Sebagai anak perempuan paling kecil dalam keluarga, sayalah yang merasakan paling sering dibebankan untuk mabanten. Ada gejolak protes dalam dada yang selalu saya rasakan. Beberapa protes yang meluncur sebagai pertanyaan tak pernah mendapatkan jawaban yang memuaskan saat ditanyakan kepada ibu, bapak, bibi, nenek, kakek, maupun ketiga kakak saya. “Kenapa saya yang harus mebanten? ” Pertanyaan itu dengan spontan dijawab oleh kakak-kakak saya.
“Karena kamu anak perempuan terkecil, ” kata mereka serentak.
“Karena kamu belum datang bulan, “tambah kedua kakak perempuan saya.
Kedua jawab itu tak pernah memuaskan saya, apalagi kemudian setelah saya beranjak remaja dan dewasa, tugas mabanten tetap dibebankan kepada saya. Tapi saya berusaha membuat jawaban sendiri untuk sekadar memuaskan pertanyaan bahwa mungkin dulu kakak-kakak sayalah yang bertugas mabanten secara berurutan dari yang paling besar sebelum saya lahir.
Oke, saya masih bisa merasa puas dengan pertanyaan dan jawaban yang saya produksi sendiri. Tapi pertanyaan selanjutnya tentang ” kenapa harus mabanten” tak pernah sekalipun saya dapatkan jawaban yang memuaskan, bahkan sampai usia dewasa dan menua. Tak pernah saya mendapatkan jawaban yang memuaskan, juga dari diri sendiri.
Pertanyaan ketiga adalah pertanyaan yang melahirkan pertanyaan-pertanyaan berikutnya, yang makin panjang dan panjang, yang seringkali membuat saya tersesat dalam rimba raya, dalam samudra ketidaktahuan yang luas, dalam, dingin dan bergelombang.
“Siapa Pekak itu, kenapa harus diberi sesajian, kenapa harus di lantai, apa bedanya dengan yang sudah meninggal lainnya, kenapa sisa sesajennya tak bisa dimakan, apakah roh itu berbeda, kenapa sesajen harus dibedakan? ” Dan banyak pertanyaan-pertanyaan lain yang menguntit dan mengikuti perkembangan usia saya, pergaulan, dan pelajaran demi pelajaran yang saya terima. Mungkin tanpa sadar, saya terobsesi dengan pertanyaan-pertanyaan masa kecil, tentang mabanten, banten, dan perbedaan-perbedaannya.

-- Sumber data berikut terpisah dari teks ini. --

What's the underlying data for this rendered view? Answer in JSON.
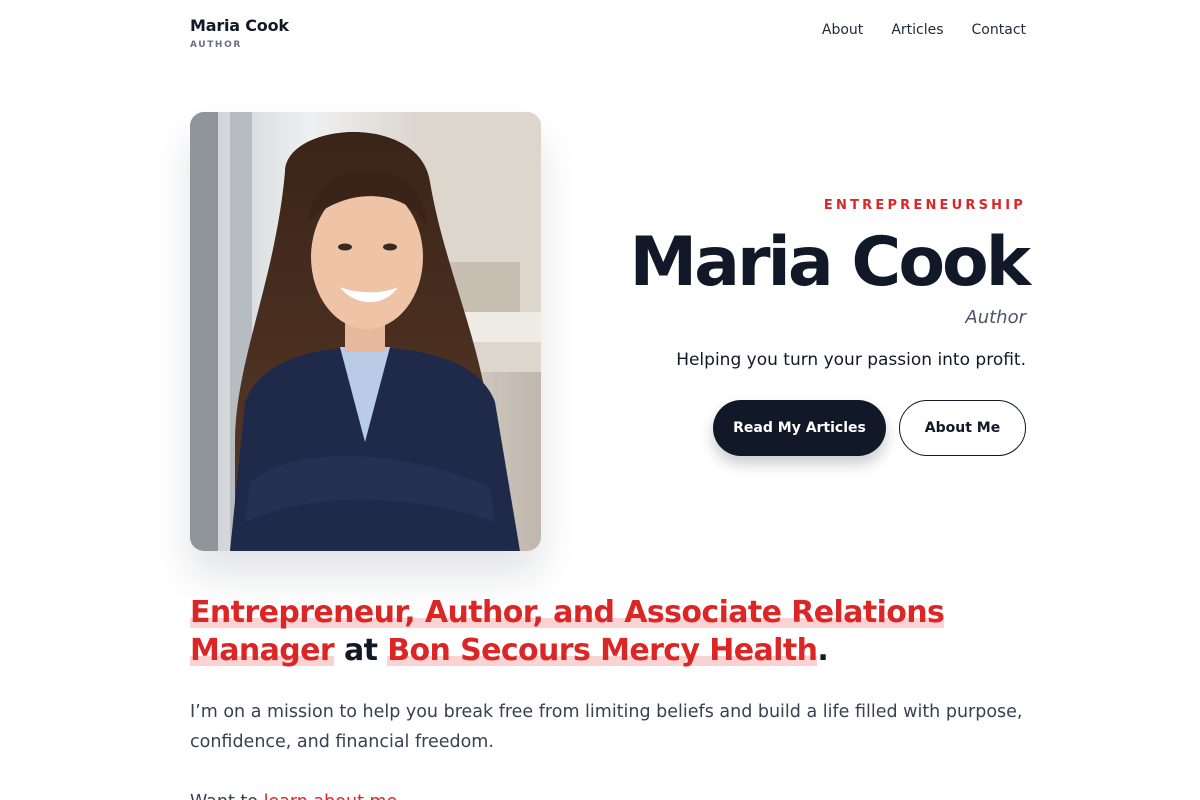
{
  "header": {
    "brand_name": "Maria Cook",
    "brand_role": "AUTHOR",
    "nav": [
      "About",
      "Articles",
      "Contact"
    ]
  },
  "hero": {
    "kicker": "ENTREPRENEURSHIP",
    "name": "Maria Cook",
    "role": "Author",
    "tagline": "Helping you turn your passion into profit.",
    "primary_button": "Read My Articles",
    "secondary_button": "About Me"
  },
  "headline": {
    "part1": "Entrepreneur, Author, and Associate Relations Manager",
    "connector": " at ",
    "part2": "Bon Secours Mercy Health",
    "end": "."
  },
  "intro": "I’m on a mission to help you break free from limiting beliefs and build a life filled with purpose, confidence, and financial freedom.",
  "more": {
    "prefix": "Want to ",
    "link": "learn about me"
  },
  "colors": {
    "accent": "#dc2626",
    "highlight": "#fcd3d3",
    "dark": "#111827"
  }
}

Saya ingat betul suatu ketika saat ada upacara memukur, kakek dengan bangga mengajak saya memperhatikan puspalingga-puspalingga dari masing-masing roh orang-orang yang sudah meninggal yang akan diupacarai.

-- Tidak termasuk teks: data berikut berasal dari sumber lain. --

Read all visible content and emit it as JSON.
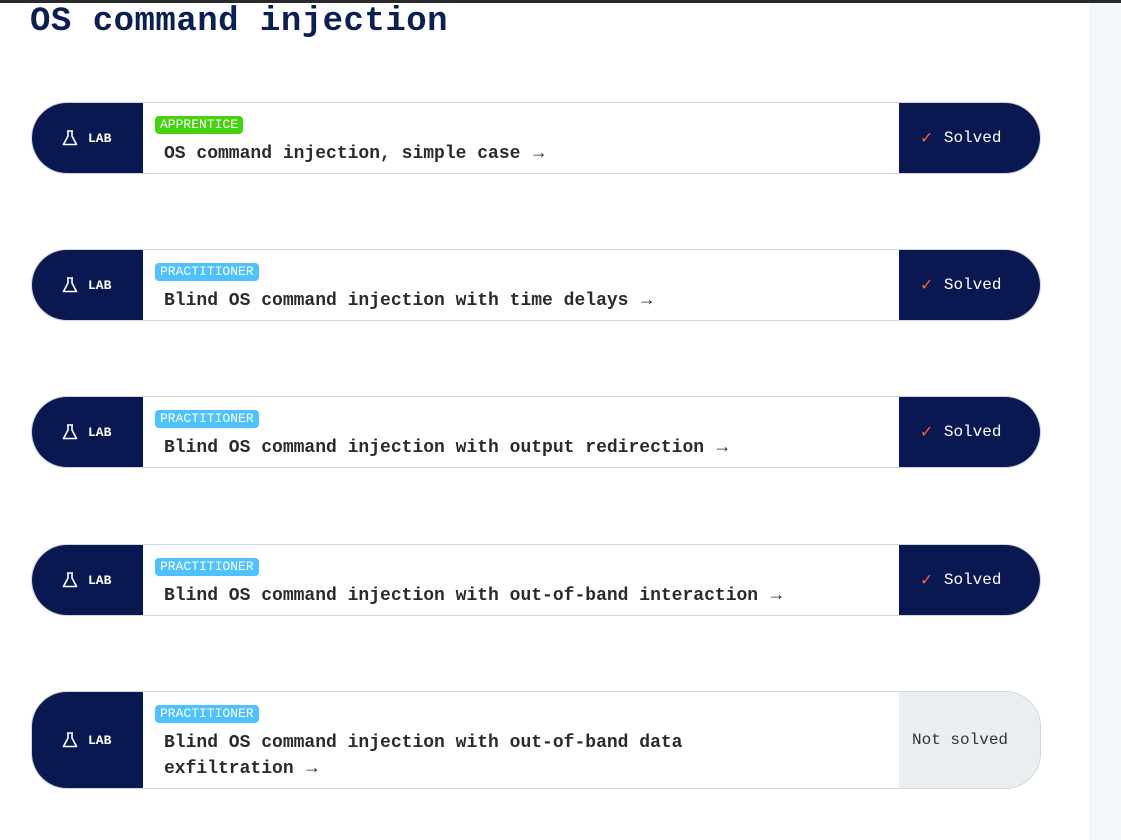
{
  "page": {
    "title": "OS command injection"
  },
  "labs": [
    {
      "tag": "LAB",
      "level": "APPRENTICE",
      "level_class": "apprentice",
      "title": "OS command injection, simple case",
      "status": "Solved"
    },
    {
      "tag": "LAB",
      "level": "PRACTITIONER",
      "level_class": "practitioner",
      "title": "Blind OS command injection with time delays",
      "status": "Solved"
    },
    {
      "tag": "LAB",
      "level": "PRACTITIONER",
      "level_class": "practitioner",
      "title": "Blind OS command injection with output redirection",
      "status": "Solved"
    },
    {
      "tag": "LAB",
      "level": "PRACTITIONER",
      "level_class": "practitioner",
      "title": "Blind OS command injection with out-of-band interaction",
      "status": "Solved"
    },
    {
      "tag": "LAB",
      "level": "PRACTITIONER",
      "level_class": "practitioner",
      "title_line1": "Blind OS command injection with out-of-band data",
      "title_line2": "exfiltration",
      "status": "Not solved"
    }
  ],
  "icons": {
    "lab": "flask-icon",
    "solved": "check-icon",
    "link": "arrow-right-icon"
  },
  "colors": {
    "navy": "#0a1852",
    "apprentice": "#47d20f",
    "practitioner": "#4dc2ff",
    "check": "#ff6633",
    "unsolved_bg": "#e9eef1"
  }
}
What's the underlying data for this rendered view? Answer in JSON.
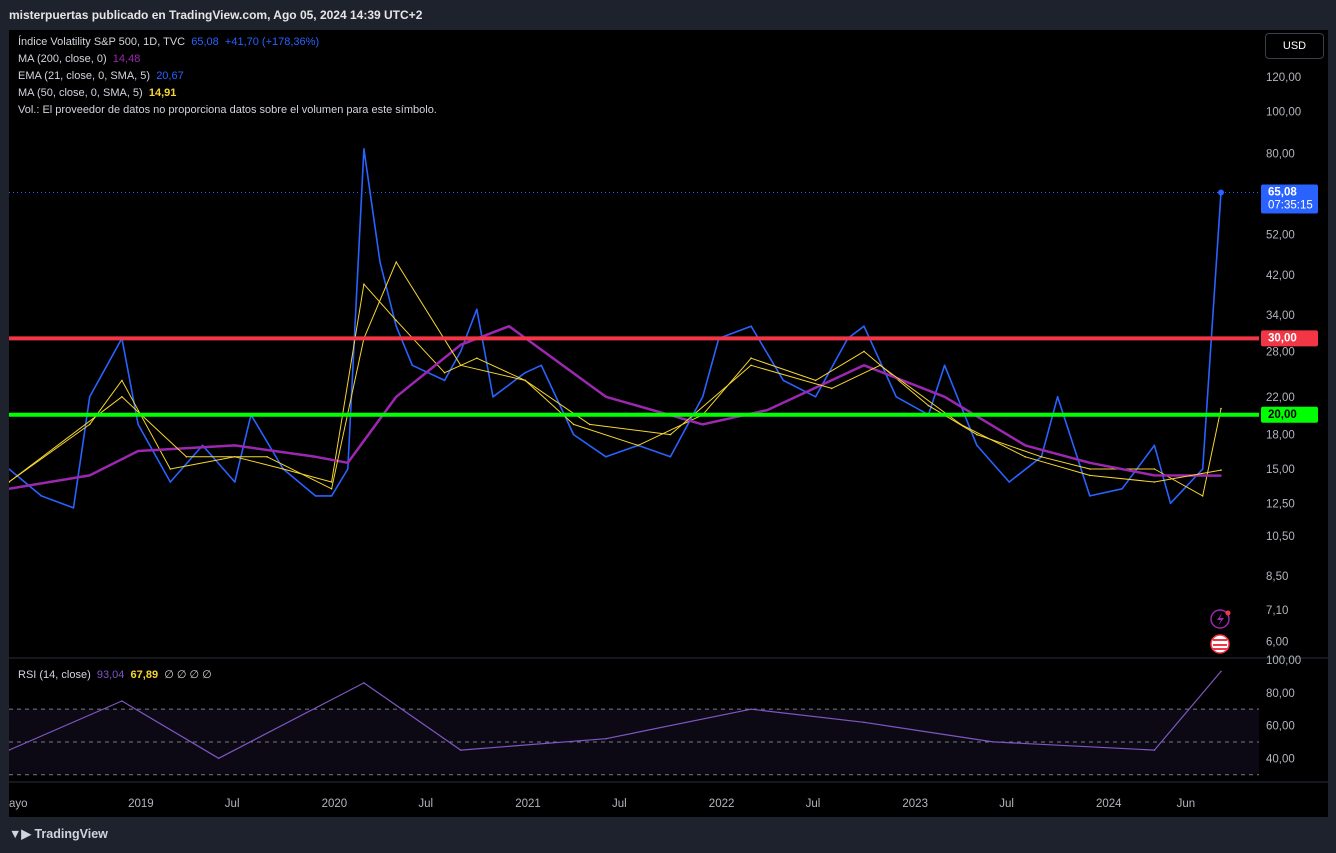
{
  "header": {
    "publisher": "misterpuertas publicado en TradingView.com, Ago 05, 2024 14:39 UTC+2"
  },
  "currency_button": "USD",
  "legend": {
    "main_name": "Índice Volatility S&P 500, 1D, TVC",
    "main_value": "65,08",
    "main_change": "+41,70 (+178,36%)",
    "ma200_name": "MA (200, close, 0)",
    "ma200_value": "14,48",
    "ema21_name": "EMA (21, close, 0, SMA, 5)",
    "ema21_value": "20,67",
    "ma50_name": "MA (50, close, 0, SMA, 5)",
    "ma50_value": "14,91",
    "volume_note": "Vol.: El proveedor de datos no proporciona datos sobre el volumen para este símbolo."
  },
  "rsi_legend": {
    "name": "RSI (14, close)",
    "rsi_value": "93,04",
    "ma_value": "67,89",
    "extras": "∅ ∅ ∅ ∅"
  },
  "price_axis_labels": [
    "120,00",
    "100,00",
    "80,00",
    "52,00",
    "42,00",
    "34,00",
    "28,00",
    "22,00",
    "18,00",
    "15,00",
    "12,50",
    "10,50",
    "8,50",
    "7,10",
    "6,00"
  ],
  "rsi_axis_labels": [
    "100,00",
    "80,00",
    "60,00",
    "40,00"
  ],
  "time_axis_labels": [
    "ayo",
    "2019",
    "Jul",
    "2020",
    "Jul",
    "2021",
    "Jul",
    "2022",
    "Jul",
    "2023",
    "Jul",
    "2024",
    "Jun"
  ],
  "last_price": {
    "value": "65,08",
    "countdown": "07:35:15"
  },
  "level_labels": {
    "red": "30,00",
    "green": "20,00"
  },
  "footer": {
    "brand": "TradingView"
  },
  "colors": {
    "price": "#2962ff",
    "ma200": "#9c27b0",
    "ma50": "#f5d52f",
    "red_line": "#f23645",
    "green_line": "#00ff00",
    "rsi": "#7e57c2"
  },
  "chart_data": {
    "type": "line",
    "title": "Índice Volatility S&P 500, 1D, TVC",
    "x_range": [
      "2018-05",
      "2024-08-05"
    ],
    "y_scale": "log",
    "ylim": [
      5.5,
      135
    ],
    "horizontal_levels": [
      30,
      20
    ],
    "series": [
      {
        "name": "Índice Volatility S&P 500",
        "x": [
          "2018-05",
          "2018-07",
          "2018-09",
          "2018-10",
          "2018-12",
          "2019-01",
          "2019-03",
          "2019-05",
          "2019-07",
          "2019-08",
          "2019-10",
          "2019-12",
          "2020-01",
          "2020-02",
          "2020-03",
          "2020-04",
          "2020-05",
          "2020-06",
          "2020-08",
          "2020-09",
          "2020-10",
          "2020-11",
          "2021-01",
          "2021-02",
          "2021-04",
          "2021-06",
          "2021-08",
          "2021-10",
          "2021-12",
          "2022-01",
          "2022-03",
          "2022-05",
          "2022-07",
          "2022-09",
          "2022-10",
          "2022-12",
          "2023-02",
          "2023-03",
          "2023-05",
          "2023-07",
          "2023-09",
          "2023-10",
          "2023-12",
          "2024-02",
          "2024-04",
          "2024-05",
          "2024-07",
          "2024-08-05"
        ],
        "values": [
          15,
          13,
          12.2,
          22,
          30,
          19,
          14,
          17,
          14,
          20,
          15,
          13,
          13,
          15,
          82,
          45,
          32,
          26,
          24,
          28,
          35,
          22,
          25,
          26,
          18,
          16,
          17,
          16,
          22,
          30,
          32,
          24,
          22,
          30,
          32,
          22,
          20,
          26,
          17,
          14,
          16,
          22,
          13,
          13.5,
          17,
          12.5,
          15,
          65.08
        ]
      },
      {
        "name": "EMA (21, close, 0, SMA, 5)",
        "x": [
          "2018-05",
          "2018-10",
          "2018-12",
          "2019-03",
          "2019-07",
          "2019-10",
          "2020-01",
          "2020-03",
          "2020-05",
          "2020-08",
          "2020-10",
          "2021-01",
          "2021-04",
          "2021-08",
          "2021-12",
          "2022-03",
          "2022-07",
          "2022-10",
          "2023-02",
          "2023-05",
          "2023-09",
          "2023-12",
          "2024-04",
          "2024-07",
          "2024-08-05"
        ],
        "values": [
          14,
          19,
          24,
          15,
          16,
          15,
          14,
          40,
          33,
          25,
          27,
          24,
          19,
          17,
          20,
          27,
          24,
          28,
          21,
          18,
          16,
          15,
          15,
          13,
          20.67
        ]
      },
      {
        "name": "MA (200, close, 0)",
        "x": [
          "2018-05",
          "2018-10",
          "2019-01",
          "2019-07",
          "2019-12",
          "2020-02",
          "2020-05",
          "2020-09",
          "2020-12",
          "2021-06",
          "2021-12",
          "2022-04",
          "2022-10",
          "2023-03",
          "2023-08",
          "2023-12",
          "2024-04",
          "2024-08-05"
        ],
        "values": [
          13.5,
          14.5,
          16.5,
          17,
          16,
          15.5,
          22,
          29,
          32,
          22,
          19,
          20.5,
          26,
          22,
          17,
          15.5,
          14.5,
          14.48
        ]
      },
      {
        "name": "MA (50, close, 0, SMA, 5)",
        "x": [
          "2018-05",
          "2018-12",
          "2019-04",
          "2019-09",
          "2020-01",
          "2020-03",
          "2020-05",
          "2020-09",
          "2021-01",
          "2021-05",
          "2021-10",
          "2022-03",
          "2022-08",
          "2022-11",
          "2023-04",
          "2023-08",
          "2023-12",
          "2024-04",
          "2024-08-05"
        ],
        "values": [
          14,
          22,
          16,
          16,
          13.5,
          30,
          45,
          26,
          24,
          19,
          18,
          26,
          23,
          26,
          19,
          16,
          14.5,
          14,
          14.91
        ]
      },
      {
        "name": "RSI (14, close)",
        "x": [
          "2018-05",
          "2018-12",
          "2019-06",
          "2020-03",
          "2020-09",
          "2021-06",
          "2022-03",
          "2022-10",
          "2023-06",
          "2024-04",
          "2024-08-05"
        ],
        "values": [
          45,
          75,
          40,
          86,
          45,
          52,
          70,
          62,
          50,
          45,
          93.04
        ]
      }
    ]
  }
}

“Itu puspalinggga nenekmu yang paling depan, di sebelah kiri, dan di depan kanan adalah bibiku, ” kata Kakek bangga. Saya memandang heran pada kebanggan kakek yang menyebut di depan, yang membedakan kiri dan kanan untuk laki dan perempuan.

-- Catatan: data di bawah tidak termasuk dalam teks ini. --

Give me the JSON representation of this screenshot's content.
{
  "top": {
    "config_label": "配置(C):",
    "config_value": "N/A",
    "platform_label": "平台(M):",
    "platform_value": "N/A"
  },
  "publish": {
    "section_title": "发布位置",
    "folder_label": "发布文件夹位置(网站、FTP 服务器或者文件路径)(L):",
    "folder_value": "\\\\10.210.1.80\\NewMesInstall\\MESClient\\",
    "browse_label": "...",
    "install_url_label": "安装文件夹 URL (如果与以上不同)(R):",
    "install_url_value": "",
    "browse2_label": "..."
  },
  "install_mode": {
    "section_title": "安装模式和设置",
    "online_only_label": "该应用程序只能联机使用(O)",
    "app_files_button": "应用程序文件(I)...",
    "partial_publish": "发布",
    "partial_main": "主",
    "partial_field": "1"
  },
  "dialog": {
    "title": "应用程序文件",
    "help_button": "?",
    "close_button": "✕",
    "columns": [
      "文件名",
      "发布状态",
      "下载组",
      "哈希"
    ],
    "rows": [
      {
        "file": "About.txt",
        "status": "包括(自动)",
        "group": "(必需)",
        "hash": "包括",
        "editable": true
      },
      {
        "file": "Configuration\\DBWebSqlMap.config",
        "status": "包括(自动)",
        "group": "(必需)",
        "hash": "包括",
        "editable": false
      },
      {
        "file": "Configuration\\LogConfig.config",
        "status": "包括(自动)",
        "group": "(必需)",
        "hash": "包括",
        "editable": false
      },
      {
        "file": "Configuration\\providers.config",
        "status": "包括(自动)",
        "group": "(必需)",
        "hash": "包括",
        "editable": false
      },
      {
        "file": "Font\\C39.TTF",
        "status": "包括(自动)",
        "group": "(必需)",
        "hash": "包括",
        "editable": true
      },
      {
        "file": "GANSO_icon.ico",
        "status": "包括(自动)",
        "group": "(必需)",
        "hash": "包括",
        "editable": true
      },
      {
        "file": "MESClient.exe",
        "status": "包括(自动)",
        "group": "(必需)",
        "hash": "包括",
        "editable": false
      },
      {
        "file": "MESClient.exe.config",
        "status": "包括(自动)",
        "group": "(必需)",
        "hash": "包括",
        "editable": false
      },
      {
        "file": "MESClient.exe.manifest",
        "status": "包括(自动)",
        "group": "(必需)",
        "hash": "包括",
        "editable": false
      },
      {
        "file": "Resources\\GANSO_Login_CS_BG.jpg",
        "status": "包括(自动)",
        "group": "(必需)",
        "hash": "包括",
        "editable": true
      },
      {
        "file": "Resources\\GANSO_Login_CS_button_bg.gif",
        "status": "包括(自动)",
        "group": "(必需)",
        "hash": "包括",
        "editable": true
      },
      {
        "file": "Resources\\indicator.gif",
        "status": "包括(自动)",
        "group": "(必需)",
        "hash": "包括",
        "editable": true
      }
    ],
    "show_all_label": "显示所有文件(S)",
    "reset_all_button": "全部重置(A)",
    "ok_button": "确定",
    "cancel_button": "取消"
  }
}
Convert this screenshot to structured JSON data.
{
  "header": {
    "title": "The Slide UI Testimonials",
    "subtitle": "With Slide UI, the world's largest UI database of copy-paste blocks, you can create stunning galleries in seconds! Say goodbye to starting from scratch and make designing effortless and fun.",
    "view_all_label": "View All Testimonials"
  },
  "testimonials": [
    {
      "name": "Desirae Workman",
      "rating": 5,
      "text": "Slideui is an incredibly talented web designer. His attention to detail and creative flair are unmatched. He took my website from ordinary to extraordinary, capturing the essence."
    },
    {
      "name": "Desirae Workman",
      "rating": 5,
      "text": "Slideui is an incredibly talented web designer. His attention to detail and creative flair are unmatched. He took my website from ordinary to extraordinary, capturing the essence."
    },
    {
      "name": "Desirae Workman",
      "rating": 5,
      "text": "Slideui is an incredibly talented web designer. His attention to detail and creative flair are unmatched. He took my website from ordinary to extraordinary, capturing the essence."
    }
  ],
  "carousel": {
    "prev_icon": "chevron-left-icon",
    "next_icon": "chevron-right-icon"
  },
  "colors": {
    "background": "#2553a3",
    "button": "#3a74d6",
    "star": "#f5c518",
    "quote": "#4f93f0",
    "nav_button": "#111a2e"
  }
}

“Kenapa ada perbedaan depan belakang, kiri dan kanan untuk roh? ” tanya saya polos. Kakek diam, tak berkata apa-apa lagi, tak menunjukan apa-apa lagi sampai acara berakhir. Saya pikir kakek mungkin marah pada saya, tetapi saya juga tak merasa ada yang salah dengan pertanyaan saya. Pertanyaan anak kecil yang ingin tahu, yang masih saya ingat sampai sekarang, sambil senyum-senyum dikulum.
Mungkin pertanyaan-pertanyaan dan kelakuan-kelakuan saya di masa kecil sangat merepotkan keluarga dan lingkungan saya. Mungkin itu sebabnya diam-diam ibu saya bertanya pada orang-orang pintar, tentang saya dan syukurnya para balian itu kompak mengatakan saya baik-baik saja, dan tak memerlukan upacara ruwatan yang memerlukan biaya besar.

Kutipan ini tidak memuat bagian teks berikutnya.